Graduate Research Student, School Of Computing, Dublin City University.
Home

Research

Publications

Undergrad Work

Links

Contact

Research Summary


Manifold learning for speech analysis

During the production of speech the movements of the articulators (tongue, lips, etc.) are limited by constraints imposed by human physiology. Thus, the speech production apparatus has only limited degrees of freedom. Furthermore, the set of sounds used in all human spoken communication is only a small subset of all producible sounds. These facts motivate the view that it may be possible to adequately represent speech using only a small number of parameters and thus speech has inherent low dimensional structure. A number of dimensionality reduction methods capable of discovering such underlying structure have previously been applied to speech. However speech may lie on a manifold nonlinearly embedded in high dimensional space which classic linear dimensionality reduction methods would be unable to discover. A number of manifold learning, also referred to as nonlinear dimensionality reduction, methods which aim to exploit such nonlinearities have recently been proposed. We apply these manifold learning methods to speech in order to explore and exploit the possible underlying manifold structure.

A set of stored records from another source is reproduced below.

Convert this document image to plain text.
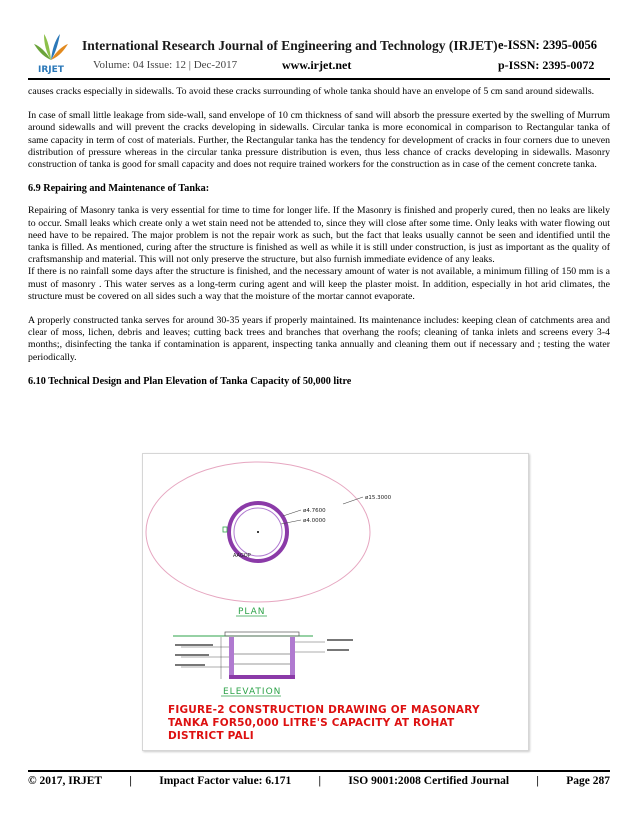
IRJET
International Research Journal of Engineering and Technology (IRJET) e-ISSN: 2395-0056
Volume: 04 Issue: 12 | Dec-2017	www.irjet.net	p-ISSN: 2395-0072

causes cracks especially in sidewalls. To avoid these cracks surrounding of whole tanka should have an envelope of 5 cm sand around sidewalls.

In case of small little leakage from side-wall, sand envelope of 10 cm thickness of sand will absorb the pressure exerted by the swelling of Murrum around sidewalls and will prevent the cracks developing in sidewalls. Circular tanka is more economical in comparison to Rectangular tanka of same capacity in term of cost of materials. Further, the Rectangular tanka has the tendency for development of cracks in four corners due to uneven distribution of pressure whereas in the circular tanka pressure distribution is even, thus less chance of cracks developing in sidewalls. Masonry construction of tanka is good for small capacity and does not require trained workers for the construction as in case of the cement concrete tanka.

6.9 Repairing and Maintenance of Tanka:

Repairing of Masonry tanka is very essential for time to time for longer life. If the Masonry is finished and properly cured, then no leaks are likely to occur. Small leaks which create only a wet stain need not be attended to, since they will close after some time. Only leaks with water flowing out need have to be repaired. The major problem is not the repair work as such, but the fact that leaks usually cannot be seen and identified until the tanka is filled. As mentioned, curing after the structure is finished as well as while it is still under construction, is just as important as the quality of craftsmanship and material. This will not only preserve the structure, but also furnish immediate evidence of any leaks.

If there is no rainfall some days after the structure is finished, and the necessary amount of water is not available, a minimum filling of 150 mm is a must of masonry . This water serves as a long-term curing agent and will keep the plaster moist. In addition, especially in hot arid climates, the structure must be covered on all sides such a way that the moisture of the mortar cannot evaporate.

A properly constructed tanka serves for around 30-35 years if properly maintained. Its maintenance includes: keeping clean of catchments area and clear of moss, lichen, debris and leaves; cutting back trees and branches that overhang the roofs; cleaning of tanka inlets and screens every 3-4 months;, disinfecting the tanka if contamination is apparent, inspecting tanka annually and cleaning them out if necessary and ; testing the water periodically.

6.10 Technical Design and Plan Elevation of Tanka Capacity of 50,000 litre
ø15.3000
ø4.7600
ø4.0000
AAGOP
PLAN
ELEVATION
FIGURE-2 CONSTRUCTION DRAWING OF MASONARY
TANKA FOR50,000 LITRE'S CAPACITY AT ROHAT
DISTRICT PALI
© 2017, IRJET | Impact Factor value: 6.171 | ISO 9001:2008 Certified Journal | Page 287
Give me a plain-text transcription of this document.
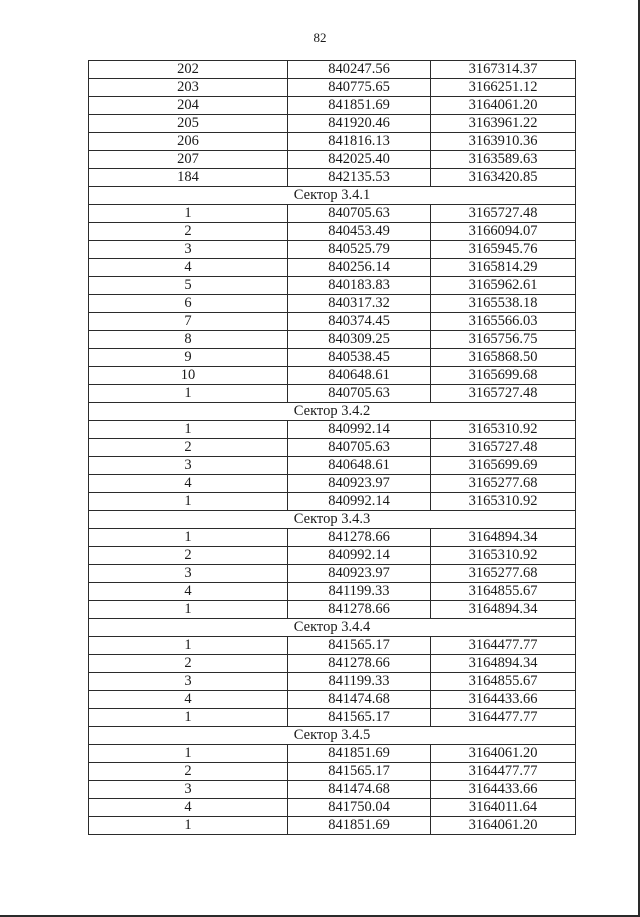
82
202	840247.56	3167314.37
203	840775.65	3166251.12
204	841851.69	3164061.20
205	841920.46	3163961.22
206	841816.13	3163910.36
207	842025.40	3163589.63
184	842135.53	3163420.85
Сектор 3.4.1		
1	840705.63	3165727.48
2	840453.49	3166094.07
3	840525.79	3165945.76
4	840256.14	3165814.29
5	840183.83	3165962.61
6	840317.32	3165538.18
7	840374.45	3165566.03
8	840309.25	3165756.75
9	840538.45	3165868.50
10	840648.61	3165699.68
1	840705.63	3165727.48
Сектор 3.4.2		
1	840992.14	3165310.92
2	840705.63	3165727.48
3	840648.61	3165699.69
4	840923.97	3165277.68
1	840992.14	3165310.92
Сектор 3.4.3		
1	841278.66	3164894.34
2	840992.14	3165310.92
3	840923.97	3165277.68
4	841199.33	3164855.67
1	841278.66	3164894.34
Сектор 3.4.4		
1	841565.17	3164477.77
2	841278.66	3164894.34
3	841199.33	3164855.67
4	841474.68	3164433.66
1	841565.17	3164477.77
Сектор 3.4.5		
1	841851.69	3164061.20
2	841565.17	3164477.77
3	841474.68	3164433.66
4	841750.04	3164011.64
1	841851.69	3164061.20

The manifold learning methods used in our investigations are locally linear embedding, Isomap, and Laplacian Eigenmaps. The classic linear method, principal component analysis (PCA), is also applied to facilitate the comparison of linear and nonlinear methods. We apply these methods to a number of different high dimensional feature representations of speech data; both conventional magnitude spectrum and less widely used phase spectrum derived representations are investigated. The resulting low dimensional representations are analysed through visualisation, phone recognition, and speaker recognition experiments. These recognition experiments are primarily used as a means of evaluating how much meaningful discriminatory information is contained in the low dimensional representations produced by each method. These experiments also serve to display the potential value of these methods in speech processing applications.

We have found manifold learning methods to be capable of producing meaningful low dimensional representations of speech data suggesting speech has low dimensional manifold structure. In general these methods were found to outperform PCA in low dimensions, indicating that speech may indeed lie on a manifold nonlinearly embedded in high dimensional space.


Nonlinear filtering of speech

Nonlinear filtering algorithms allow one to estimate the underlying time-varying state of a system based on measurements of the system nonlinearly related to this state. We have developed an approach using one such filtering algorithm, unscented Kalman filtering, to estimate features (line spectral frequencies) describing the vocal tract directly from the speech signal. Evaluation of this approach on synthetic vowel sounds has shown it to produce smooth and accurate estimates of the underlying feature trajectories with performance comparable to existing methods.